In both circumstances, people’s health and wellbeing are at stake with children and the elderly being some of the most at risk.
Like meat and petrol, electricity has become another staple product where, for those that are struggling, urgent calculations must be made to see how much use can keep you out of the red by month’s end.
It’s not just about comfort.
Murrumbidgee Local Health District has warned that heat puts a lot of strain on the body and can cause dehydration, heat exhaustion and heat stroke and can also make underlying health conditions worse.
There’s also the fact that Australia’s maximum temperatures are breaking new records.
The Bureau of Meteorology had to add a new bright purple colour on its maps in 2013 to display extreme temperatures.
Western areas of the Riverina made it into the top 15 hottest places on Earth this week.
While air conditioners were once seen as a luxury to be proudly advertised on signs outside hotels and cinemas, they seem more of a necessity when nighttime temperatures are staying well above 30 degrees.
However, every new air conditioner increases the peak load demand for the power grid.

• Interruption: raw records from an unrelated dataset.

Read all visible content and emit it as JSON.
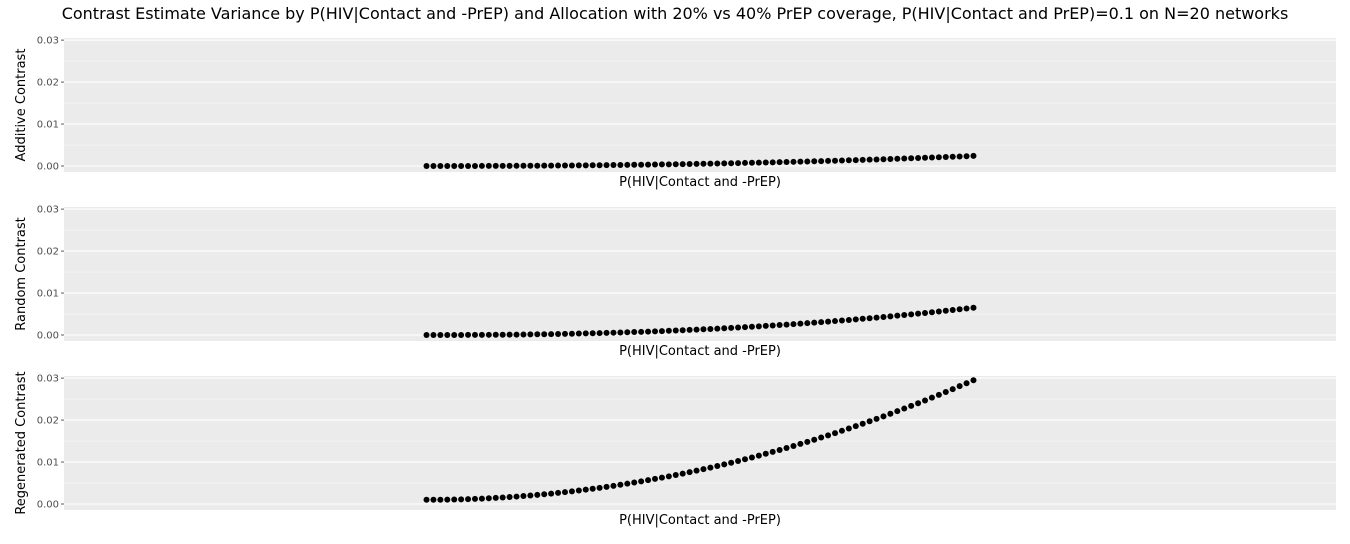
{
  "chart_data": {
    "type": "scatter",
    "title": "Contrast Estimate Variance by P(HIV|Contact and -PrEP) and Allocation with 20% vs 40% PrEP coverage, P(HIV|Contact and PrEP)=0.1 on N=20 networks",
    "panel_background": "#ebebeb",
    "point_color": "#000000",
    "grid": true,
    "legend": "none",
    "ylim": [
      0,
      0.0305
    ],
    "yticks": [
      {
        "value": 0.0,
        "label": "0.00"
      },
      {
        "value": 0.01,
        "label": "0.01"
      },
      {
        "value": 0.02,
        "label": "0.02"
      },
      {
        "value": 0.03,
        "label": "0.03"
      }
    ],
    "x_range_fraction_of_panel": [
      0.285,
      0.715
    ],
    "panels": [
      {
        "ylabel": "Additive Contrast",
        "xlabel": "P(HIV|Contact and -PrEP)",
        "y_start": 0.0,
        "y_end": 0.0024,
        "power": 2.2
      },
      {
        "ylabel": "Random Contrast",
        "xlabel": "P(HIV|Contact and -PrEP)",
        "y_start": 0.0,
        "y_end": 0.0065,
        "power": 2.3
      },
      {
        "ylabel": "Regenerated Contrast",
        "xlabel": "P(HIV|Contact and -PrEP)",
        "y_start": 0.001,
        "y_end": 0.0295,
        "power": 2.0
      }
    ],
    "n_points": 80
  }
}
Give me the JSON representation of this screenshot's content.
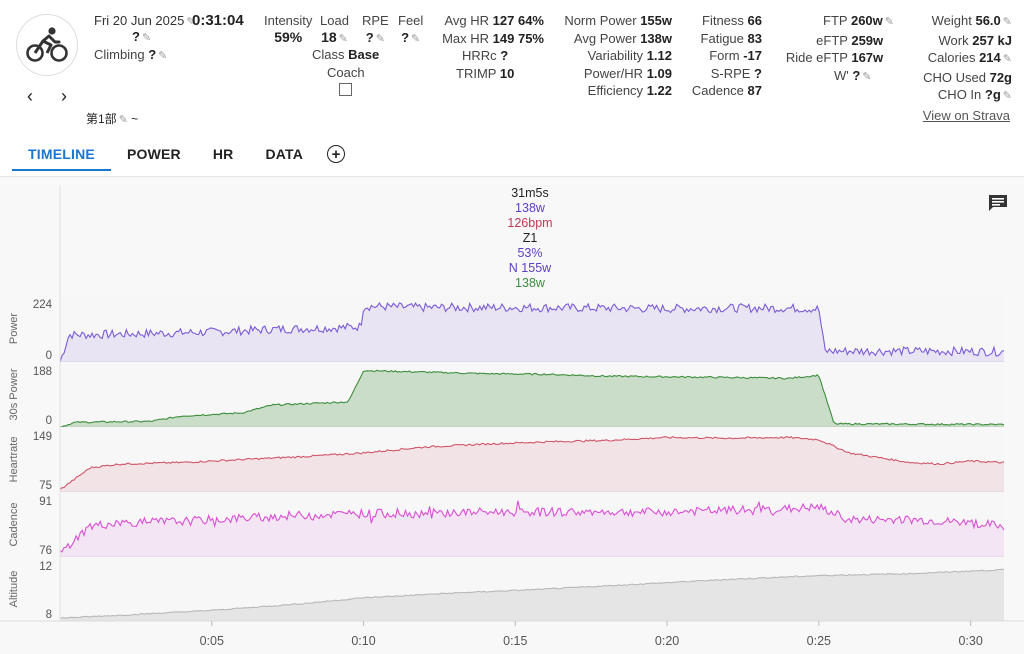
{
  "header": {
    "date": "Fri 20 Jun 2025",
    "duration": "0:31:04",
    "title_value": "?",
    "climbing_label": "Climbing",
    "climbing_value": "?",
    "segment_label": "第1部",
    "segment_value": "~",
    "view_on_strava": "View on Strava"
  },
  "stats": {
    "intensity": {
      "label": "Intensity",
      "value": "59%"
    },
    "load": {
      "label": "Load",
      "value": "18"
    },
    "rpe": {
      "label": "RPE",
      "value": "?"
    },
    "feel": {
      "label": "Feel",
      "value": "?"
    },
    "class": {
      "label": "Class",
      "value": "Base"
    },
    "coach": {
      "label": "Coach"
    },
    "hr": [
      {
        "label": "Avg HR",
        "value": "127",
        "extra": "64%"
      },
      {
        "label": "Max HR",
        "value": "149",
        "extra": "75%"
      },
      {
        "label": "HRRc",
        "value": "?",
        "extra": ""
      },
      {
        "label": "TRIMP",
        "value": "10",
        "extra": ""
      }
    ],
    "power": [
      {
        "label": "Norm Power",
        "value": "155w"
      },
      {
        "label": "Avg Power",
        "value": "138w"
      },
      {
        "label": "Variability",
        "value": "1.12"
      },
      {
        "label": "Power/HR",
        "value": "1.09"
      },
      {
        "label": "Efficiency",
        "value": "1.22"
      }
    ],
    "fitness": [
      {
        "label": "Fitness",
        "value": "66"
      },
      {
        "label": "Fatigue",
        "value": "83"
      },
      {
        "label": "Form",
        "value": "-17"
      },
      {
        "label": "S-RPE",
        "value": "?"
      },
      {
        "label": "Cadence",
        "value": "87"
      }
    ],
    "ftp": [
      {
        "label": "FTP",
        "value": "260w"
      },
      {
        "label": "eFTP",
        "value": "259w"
      },
      {
        "label": "Ride eFTP",
        "value": "167w"
      },
      {
        "label": "W'",
        "value": "?"
      }
    ],
    "body": [
      {
        "label": "Weight",
        "value": "56.0"
      },
      {
        "label": "Work",
        "value": "257 kJ"
      },
      {
        "label": "Calories",
        "value": "214"
      },
      {
        "label": "CHO Used",
        "value": "72g"
      },
      {
        "label": "CHO In",
        "value": "?g"
      }
    ]
  },
  "tabs": [
    "TIMELINE",
    "POWER",
    "HR",
    "DATA"
  ],
  "active_tab": "TIMELINE",
  "hover": {
    "time": "31m5s",
    "power": "138w",
    "hr": "126bpm",
    "zone": "Z1",
    "pct": "53%",
    "np": "N 155w",
    "power30": "138w"
  },
  "colors": {
    "accent": "#1976d2",
    "power": "#7b5bd6",
    "power30": "#3e8e3e",
    "hr": "#d0566a",
    "cadence": "#d94fd6",
    "altitude": "#b8b8b8"
  },
  "chart_data": {
    "type": "line",
    "x_ticks": [
      "0:05",
      "0:10",
      "0:15",
      "0:20",
      "0:25",
      "0:30"
    ],
    "xlim_minutes": [
      0,
      31.1
    ],
    "series": [
      {
        "name": "Power",
        "ylim": [
          0,
          224
        ],
        "tick_labels": [
          "224",
          "0"
        ],
        "x": [
          0,
          0.3,
          1,
          3,
          5,
          7,
          9,
          9.9,
          10,
          12,
          15,
          18,
          20,
          22,
          24,
          25,
          25.2,
          27,
          29,
          31
        ],
        "y": [
          0,
          100,
          100,
          105,
          110,
          120,
          125,
          130,
          205,
          200,
          200,
          198,
          196,
          198,
          198,
          195,
          40,
          40,
          40,
          38
        ]
      },
      {
        "name": "30s Power",
        "ylim": [
          0,
          188
        ],
        "tick_labels": [
          "188",
          "0"
        ],
        "x": [
          0,
          0.5,
          3,
          4,
          6,
          7,
          9.5,
          10,
          12,
          14,
          16,
          18,
          20,
          22,
          24,
          25,
          25.5,
          31
        ],
        "y": [
          0,
          15,
          18,
          35,
          45,
          70,
          80,
          180,
          175,
          170,
          168,
          162,
          160,
          158,
          155,
          165,
          10,
          8
        ]
      },
      {
        "name": "Heartrate",
        "ylim": [
          72,
          152
        ],
        "tick_labels": [
          "149",
          "75"
        ],
        "x": [
          0,
          0.5,
          1,
          2,
          4,
          6,
          8,
          10,
          12,
          14,
          16,
          18,
          20,
          22,
          24,
          25,
          26,
          28,
          29,
          30,
          31
        ],
        "y": [
          75,
          90,
          105,
          110,
          112,
          116,
          120,
          125,
          133,
          137,
          140,
          142,
          146,
          145,
          146,
          143,
          125,
          112,
          110,
          114,
          112
        ]
      },
      {
        "name": "Cadence",
        "ylim": [
          74,
          93
        ],
        "tick_labels": [
          "91",
          "76"
        ],
        "x": [
          0,
          0.3,
          1,
          2,
          4,
          6,
          8,
          10,
          12,
          14,
          16,
          18,
          20,
          22,
          24,
          25,
          26,
          28,
          30,
          31
        ],
        "y": [
          75,
          78,
          84,
          85,
          85.5,
          86.5,
          87.5,
          88,
          88,
          88.5,
          88.5,
          88.5,
          88.5,
          89,
          89.5,
          90,
          86,
          86,
          85,
          84
        ]
      },
      {
        "name": "Altitude",
        "ylim": [
          7,
          13
        ],
        "tick_labels": [
          "12",
          "8"
        ],
        "x": [
          0,
          2,
          5,
          8,
          10,
          13,
          16,
          19,
          22,
          25,
          28,
          31
        ],
        "y": [
          7.3,
          7.6,
          8.1,
          8.8,
          9.4,
          9.9,
          10.3,
          10.8,
          11.3,
          11.7,
          11.9,
          12.3
        ]
      }
    ]
  }
}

A growing area like Wagga could be adding a significant cost to the price of meeting the spike in demand when people switch on an appliance that can use as much power as several microwave ovens running constantly.
Much of that power is supplied by coal-fired stations, meaning that air conditioning is making its own contribution to rising temperatures.
But for right now politicians are scrambling to come up with strategies of reducing power prices that hopefully will mean that more strategies for preventing heat stress will be available for more people.